Sicuramente ritrovarti in cella con qualcuno che non rispetta le norme igieniche basilari può essere un fastidio da non poco, soprattutto quando la persona è anziana e non ha la capacità di fare anche solo il minimo per darti una mano, in quel caso si diventa senza alcun titolo un assistente sanitario, o semplicemente il maggiordomo dell’anzianotto, e se ha patologie gravi la notte diventa lunga per entrambi. Altre situazioni da evitare sono le differenze religiose, condividere uno spazio limitato con un musulmano, soprattutto nel periodo di ramadan, può essere una bella sfida. In spazi così ristretti se di notte ti alzi per pregare è inevitabile svegliare l’altro, rinunciare a cucinare la carne di maiale in cella, per rispetto, in modo che i suoi abiti non si impregnino dell’odore di quella carne non è qualcosa a cui si rinuncia facilmente. Insomma, nulla di grave, ma sono tutte piccole privazioni che aggiunte a quelle che impone il carcere, possono rendere quel poco che si ha ancora più difficile da gestire.

Dividere la cella con altre persone non è sempre difficile, anzi conservo ancora ottimi ricordi di ex concellini, persone fantastiche con cui ancora oggi mantengo vivi i contatti, ci sentiamo e posso ritenermi un amico di famiglia. Perché dividere la cella spesso significa anche dividere le proprie storie, i propri segreti, magari ti ritrovi a dare consigli che possono effettivamente cambiare il futuro di chi ti è a fianco. Ricordo ancora un amico S., che aveva difficoltà con il figlio ormai trentenne, in quel periodo dividevo la cella con S. da ormai 10 mesi, e quasi tutte le santissime sere mi raccontava di quando lui e il figlio erano insieme. La nascita, i primi passi, il primo giorno di scuola, il dolore del primo dente, le notti passate sveglio: in pratica quel ragazzo lo stavo crescendo anch’io. Ma poi, dopo l’arresto e passati oltre 15 anni, questa persona non aveva avuto più un contatto, neanche telefonico.

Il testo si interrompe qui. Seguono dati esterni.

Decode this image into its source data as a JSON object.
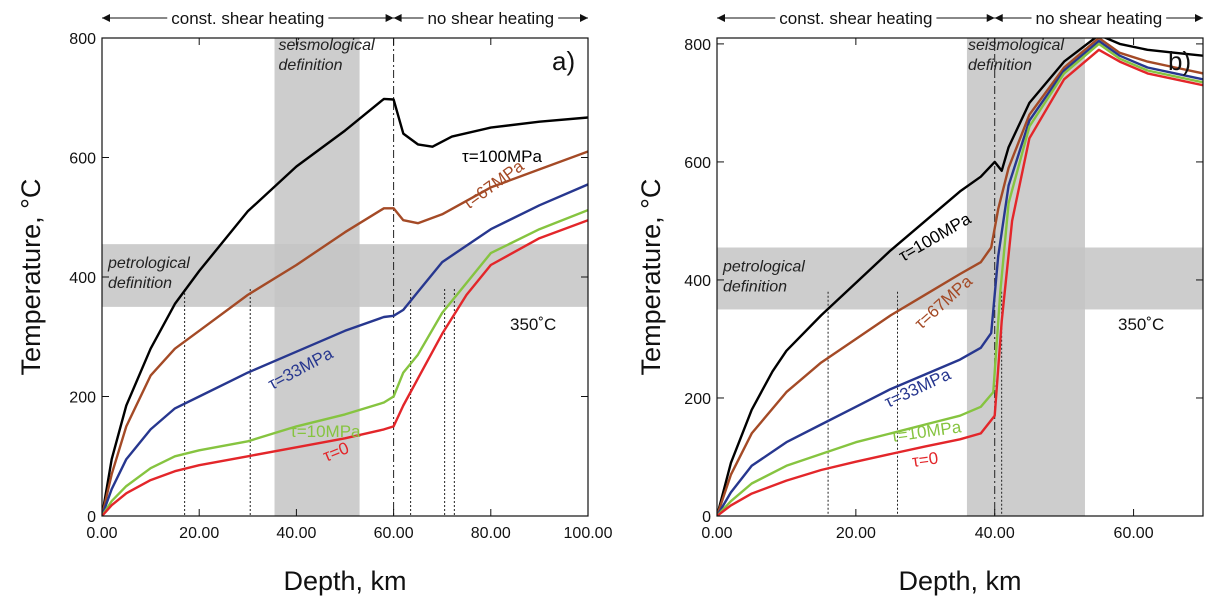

La causa, come spesso avviene, era che Mauro, il figlio, non volesse sentire più il padre perché si sentiva abbandonato da lui, che a sua volta per rispetto e forse anche per vergogna, non aveva più telefonato rispettando la sua decisione, cosa che gli aveva procurato un enorme bagaglio di sofferenza. Finché un giorno, ormai stanco, annoiato e con i miei problemi in testa, prendo S. e lo obbligo a chiamare il figlio. Il terrore era evidente: vedere un uomo di una certa età tremare e sudare sempre di più ad ogni passo che lo avvicinava al telefono è stato un vero colpo. Mille erano le domande che mi porgeva durante quei pochi metri, e se fosse ancora arrabbiato? Se poi venisse a trovarmi e mi vedesse ormai vecchio? Non immagino il caos emotivo che in quel momento S. aveva in testa, ma una cosa era certa: doveva chiamare Mauro che ormai non era più un ragazzino e forse anche lui tutte le sere passava qualche minuto a pensare al padre.

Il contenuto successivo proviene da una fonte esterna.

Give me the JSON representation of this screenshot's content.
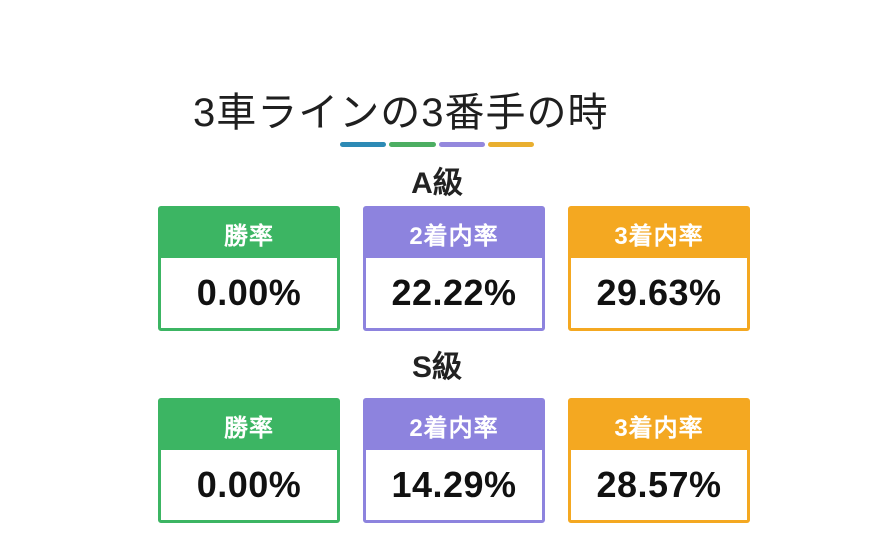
{
  "title": "3車ラインの3番手の時",
  "divider": {
    "colors": [
      "#2d8ab5",
      "#4cae62",
      "#9488dd",
      "#e9af2f"
    ]
  },
  "sections": [
    {
      "heading": "A級",
      "cards": [
        {
          "label": "勝率",
          "value": "0.00%",
          "color": "#3cb563"
        },
        {
          "label": "2着内率",
          "value": "22.22%",
          "color": "#8d83de"
        },
        {
          "label": "3着内率",
          "value": "29.63%",
          "color": "#f4a821"
        }
      ]
    },
    {
      "heading": "S級",
      "cards": [
        {
          "label": "勝率",
          "value": "0.00%",
          "color": "#3cb563"
        },
        {
          "label": "2着内率",
          "value": "14.29%",
          "color": "#8d83de"
        },
        {
          "label": "3着内率",
          "value": "28.57%",
          "color": "#f4a821"
        }
      ]
    }
  ],
  "chart_data": {
    "type": "table",
    "title": "3車ラインの3番手の時",
    "groups": [
      "A級",
      "S級"
    ],
    "metrics": [
      "勝率",
      "2着内率",
      "3着内率"
    ],
    "series": [
      {
        "name": "A級",
        "values": [
          0.0,
          22.22,
          29.63
        ]
      },
      {
        "name": "S級",
        "values": [
          0.0,
          14.29,
          28.57
        ]
      }
    ],
    "unit": "%"
  }
}
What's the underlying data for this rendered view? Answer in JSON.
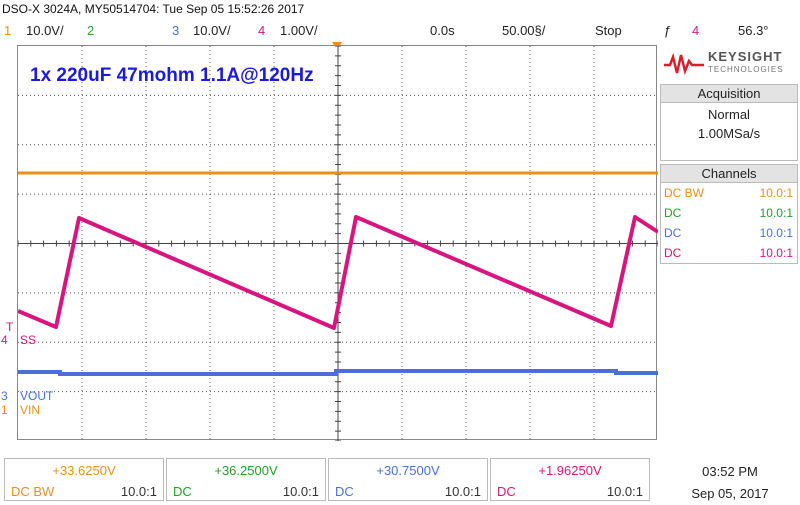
{
  "header": {
    "title": "DSO-X 3024A, MY50514704: Tue Sep 05 15:52:26 2017"
  },
  "status": {
    "ch1_num": "1",
    "ch1_scale": "10.0V/",
    "ch2_num": "2",
    "ch3_num": "3",
    "ch3_scale": "10.0V/",
    "ch4_num": "4",
    "ch4_scale": "1.00V/",
    "time_delay": "0.0s",
    "time_scale": "50.00§/",
    "run_state": "Stop",
    "trigger_symbol": "ƒ",
    "trigger_channel": "4",
    "trigger_level": "56.3°"
  },
  "annotation": "1x 220uF 47mohm 1.1A@120Hz",
  "channel_labels": {
    "ss": "SS",
    "ss_num": "4",
    "vout": "VOUT",
    "vout_num": "3",
    "vin": "VIN",
    "vin_num": "1"
  },
  "logo": {
    "brand": "KEYSIGHT",
    "sub": "TECHNOLOGIES"
  },
  "acquisition": {
    "title": "Acquisition",
    "mode": "Normal",
    "rate": "1.00MSa/s"
  },
  "channels_panel": {
    "title": "Channels",
    "rows": [
      {
        "coupling": "DC  BW",
        "ratio": "10.0:1",
        "color": "#e8901a"
      },
      {
        "coupling": "DC",
        "ratio": "10.0:1",
        "color": "#1fa32a"
      },
      {
        "coupling": "DC",
        "ratio": "10.0:1",
        "color": "#4a70d8"
      },
      {
        "coupling": "DC",
        "ratio": "10.0:1",
        "color": "#d8157f"
      }
    ]
  },
  "measurements": [
    {
      "value": "+33.6250V",
      "coupling": "DC  BW",
      "ratio": "10.0:1",
      "color": "#e8901a"
    },
    {
      "value": "+36.2500V",
      "coupling": "DC",
      "ratio": "10.0:1",
      "color": "#1fa32a"
    },
    {
      "value": "+30.7500V",
      "coupling": "DC",
      "ratio": "10.0:1",
      "color": "#4a70d8"
    },
    {
      "value": "+1.96250V",
      "coupling": "DC",
      "ratio": "10.0:1",
      "color": "#d8157f"
    }
  ],
  "clock": {
    "time": "03:52 PM",
    "date": "Sep 05, 2017"
  },
  "colors": {
    "ch1": "#e8901a",
    "ch2": "#1fa32a",
    "ch3": "#4a70d8",
    "ch4": "#d8157f",
    "annotation": "#1a1ad8"
  }
}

Oggi S. è fuori, ha scontato tutta la sua pena, vive in una casa non lontano dal figlio, sono diventati inseparabili e tutti i giorni si reca a casa sua a godersi i nipoti. Mi scrivono spesso e sicuramente un giorno avrò anch’io modo di conoscere Mauro da vicino. Questo è un ricordo che porto stretto con me, perché nonostante l’ambiente carcerario sia triste e cupo, siamo spesso artefici e testimoni di storie a lieto fine.

-Claudio Lamponi

Oggi S. è fuori, ha scontato tutta la sua pena, vive in una casa non lontano dal figlio, sono diventati inseparabili e tutti i giorni si reca a casa sua a godersi i nipoti. Mi scrivono spesso e sicuramente un giorno avrò anch’io modo di conoscere Mauro da vicino. Questo è un ricordo che porto stretto con me, perché nonostante l’ambiente carcerario sia triste e cupo, siamo spesso artefici e testimoni di storie a lieto fine.”